Adapter / API verification rules
- Adapter verbs — Confirm the verb name, arguments, and return shape from the adapter implementation (e.g.
runtime/adapters/memory.py) or the capability registry (tooling/capabilities.json,tooling/tool_api_v2.tools.json). Do not assume from the verb name alone. - List vs get — Enumeration/list APIs may return only keys or metadata. Verify whether payloads are included by reading the adapter or contract (e.g.
docs/adapters/MEMORY_CONTRACT.md). - Namespaces and record kinds — Use the contract or schema for allowed values (e.g. memory namespace whitelist, record_kind conventions). Do not invent new namespaces or kinds without checking the contract.
Assumption-handling rules
- Label assumptions — Clearly separate “confirmed from code/docs” from “assumed.”

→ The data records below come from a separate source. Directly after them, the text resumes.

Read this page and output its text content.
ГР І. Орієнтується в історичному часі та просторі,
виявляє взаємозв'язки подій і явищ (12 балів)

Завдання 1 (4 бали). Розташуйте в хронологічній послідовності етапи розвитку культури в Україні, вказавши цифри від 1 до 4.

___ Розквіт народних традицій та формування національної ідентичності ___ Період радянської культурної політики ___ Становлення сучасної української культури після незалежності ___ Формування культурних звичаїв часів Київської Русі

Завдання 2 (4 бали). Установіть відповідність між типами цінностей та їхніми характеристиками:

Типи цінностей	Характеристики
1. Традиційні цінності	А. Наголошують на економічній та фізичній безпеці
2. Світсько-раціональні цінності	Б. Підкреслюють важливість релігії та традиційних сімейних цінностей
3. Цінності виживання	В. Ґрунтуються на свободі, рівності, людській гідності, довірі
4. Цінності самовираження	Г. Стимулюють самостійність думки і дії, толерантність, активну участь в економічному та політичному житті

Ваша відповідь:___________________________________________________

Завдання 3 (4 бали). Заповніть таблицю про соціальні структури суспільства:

- State breakage risk — For each assumption, note whether it could break the plan if wrong. If it could, state it explicitly so the user or a later step can correct it.

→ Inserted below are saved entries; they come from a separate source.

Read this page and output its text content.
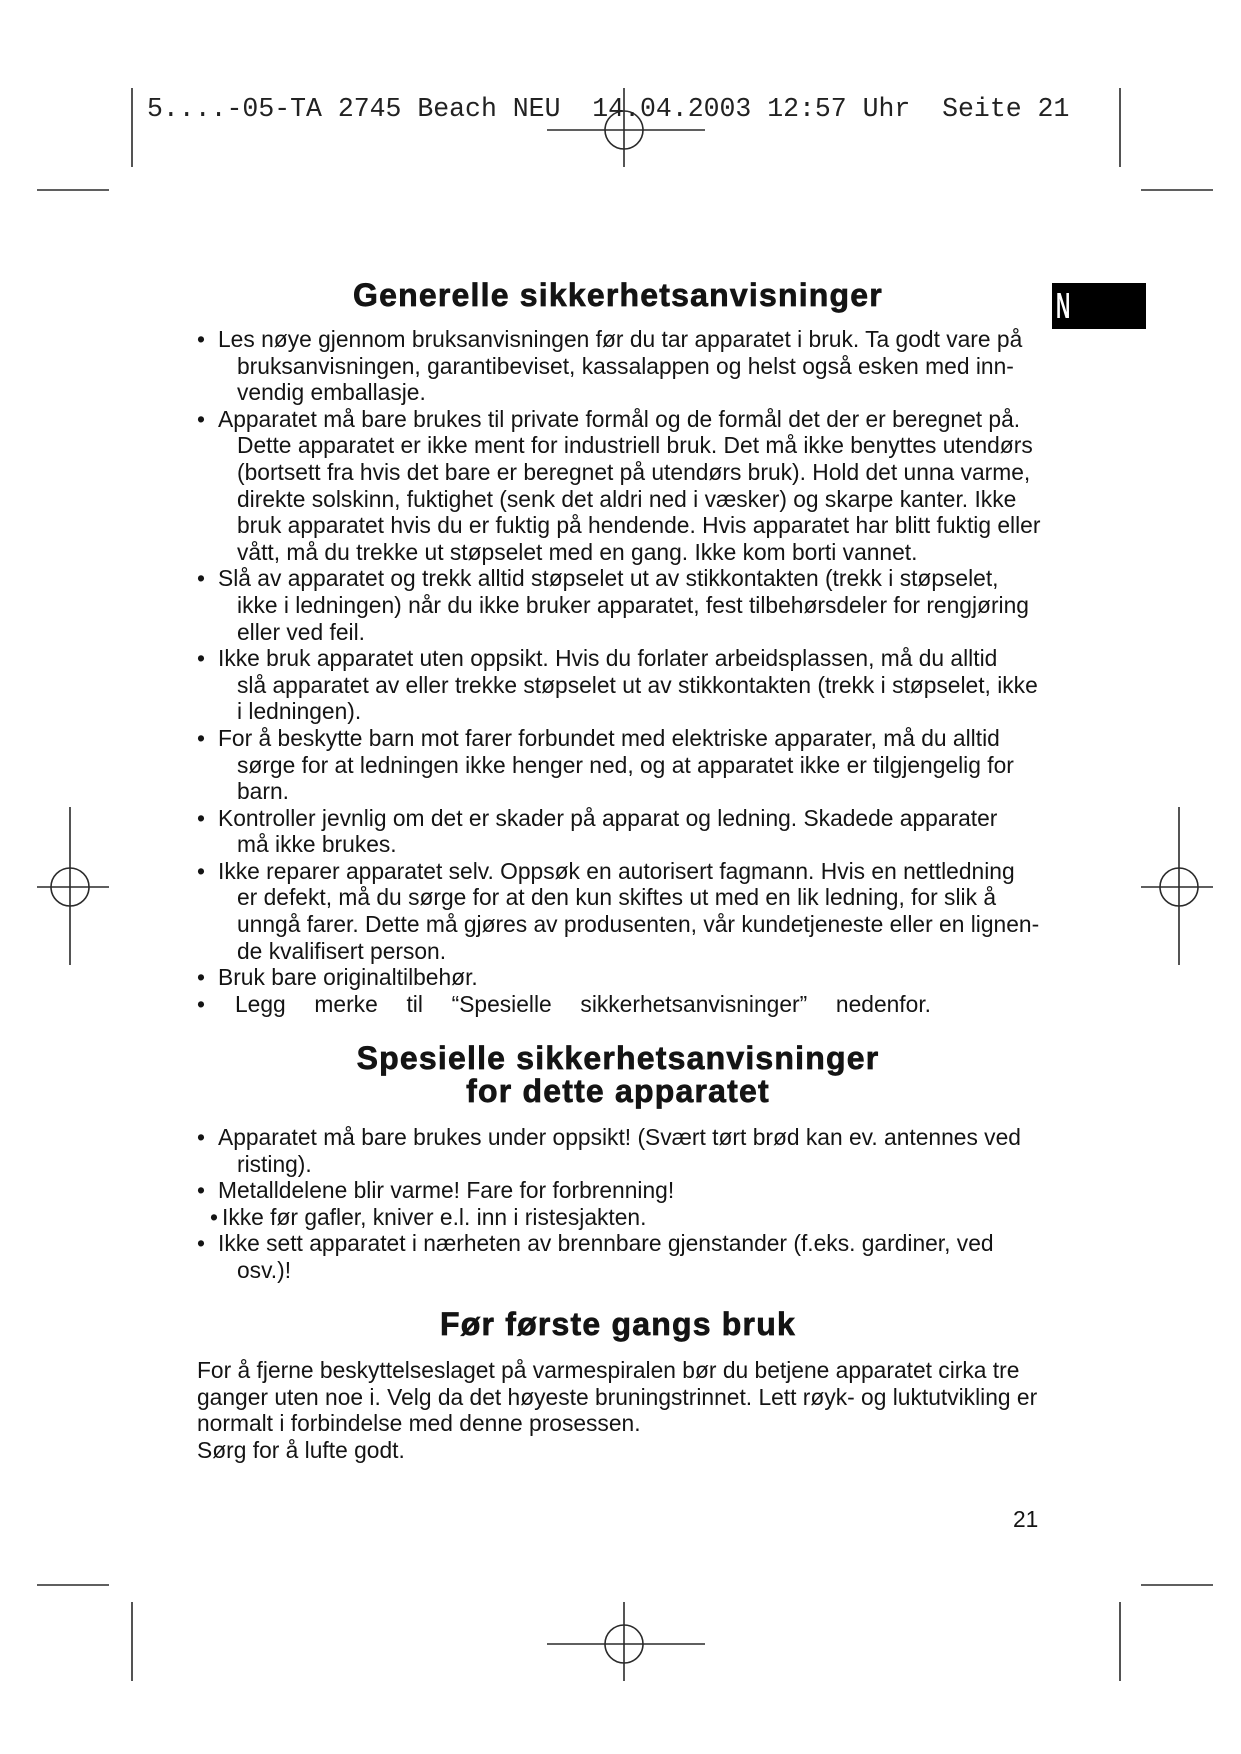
5....-05-TA 2745 Beach NEU  14.04.2003 12:57 Uhr  Seite 21
N
Generelle sikkerhetsanvisninger
• Les nøye gjennom bruksanvisningen før du tar apparatet i bruk. Ta godt vare på
bruksanvisningen, garantibeviset, kassalappen og helst også esken med inn-
vendig emballasje.
• Apparatet må bare brukes til private formål og de formål det der er beregnet på.
Dette apparatet er ikke ment for industriell bruk. Det må ikke benyttes utendørs
(bortsett fra hvis det bare er beregnet på utendørs bruk). Hold det unna varme,
direkte solskinn, fuktighet (senk det aldri ned i væsker) og skarpe kanter. Ikke
bruk apparatet hvis du er fuktig på hendende. Hvis apparatet har blitt fuktig eller
vått, må du trekke ut støpselet med en gang. Ikke kom borti vannet.
• Slå av apparatet og trekk alltid støpselet ut av stikkontakten (trekk i støpselet,
ikke i ledningen) når du ikke bruker apparatet, fest tilbehørsdeler for rengjøring
eller ved feil.
• Ikke bruk apparatet uten oppsikt. Hvis du forlater arbeidsplassen, må du alltid
slå apparatet av eller trekke støpselet ut av stikkontakten (trekk i støpselet, ikke
i ledningen).
• For å beskytte barn mot farer forbundet med elektriske apparater, må du alltid
sørge for at ledningen ikke henger ned, og at apparatet ikke er tilgjengelig for
barn.
• Kontroller jevnlig om det er skader på apparat og ledning. Skadede apparater
må ikke brukes.
• Ikke reparer apparatet selv. Oppsøk en autorisert fagmann. Hvis en nettledning
er defekt, må du sørge for at den kun skiftes ut med en lik ledning, for slik å
unngå farer. Dette må gjøres av produsenten, vår kundetjeneste eller en lignen-
de kvalifisert person.
• Bruk bare originaltilbehør.
• Legg merke til “Spesielle sikkerhetsanvisninger” nedenfor.
Spesielle sikkerhetsanvisninger
for dette apparatet
• Apparatet må bare brukes under oppsikt! (Svært tørt brød kan ev. antennes ved
risting).
• Metalldelene blir varme! Fare for forbrenning!
• Ikke før gafler, kniver e.l. inn i ristesjakten.
• Ikke sett apparatet i nærheten av brennbare gjenstander (f.eks. gardiner, ved
osv.)!
Før første gangs bruk
For å fjerne beskyttelseslaget på varmespiralen bør du betjene apparatet cirka tre
ganger uten noe i. Velg da det høyeste bruningstrinnet. Lett røyk- og luktutvikling er
normalt i forbindelse med denne prosessen.
Sørg for å lufte godt.
21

- Prefer verifying — If an assumption is easy to verify (e.g. by opening one file), verify it instead of assuming.
Smallest-change rule
- Prefer add over extend over refactor over replace.
- Do not broaden the task (e.g. “add memory retention report” should not become “redesign all memory tooling”).
- Do not combine unrelated roadmap items unless the user asked for that.
- In the preflight, describe the smallest viable implementation that satisfies the task.
Validation-planning rule
- Before coding, state how you will validate the change.
- Examples: run a specific script (
scripts/validate_ainl.py,scripts/memory_retention_report.py), run tests, compile and run one example, or compare output to an expected shape. - If the task has no existing test, say how you will confirm correctness (e.g. manual run, diff output).
Summary
Complete the preflight steps, emit the required output structure, then proceed to implementation. If at any step you find the task is already done or the assumptions are too risky, choose a different task or ask for clarification instead of implementing on stale or uncertain grounds.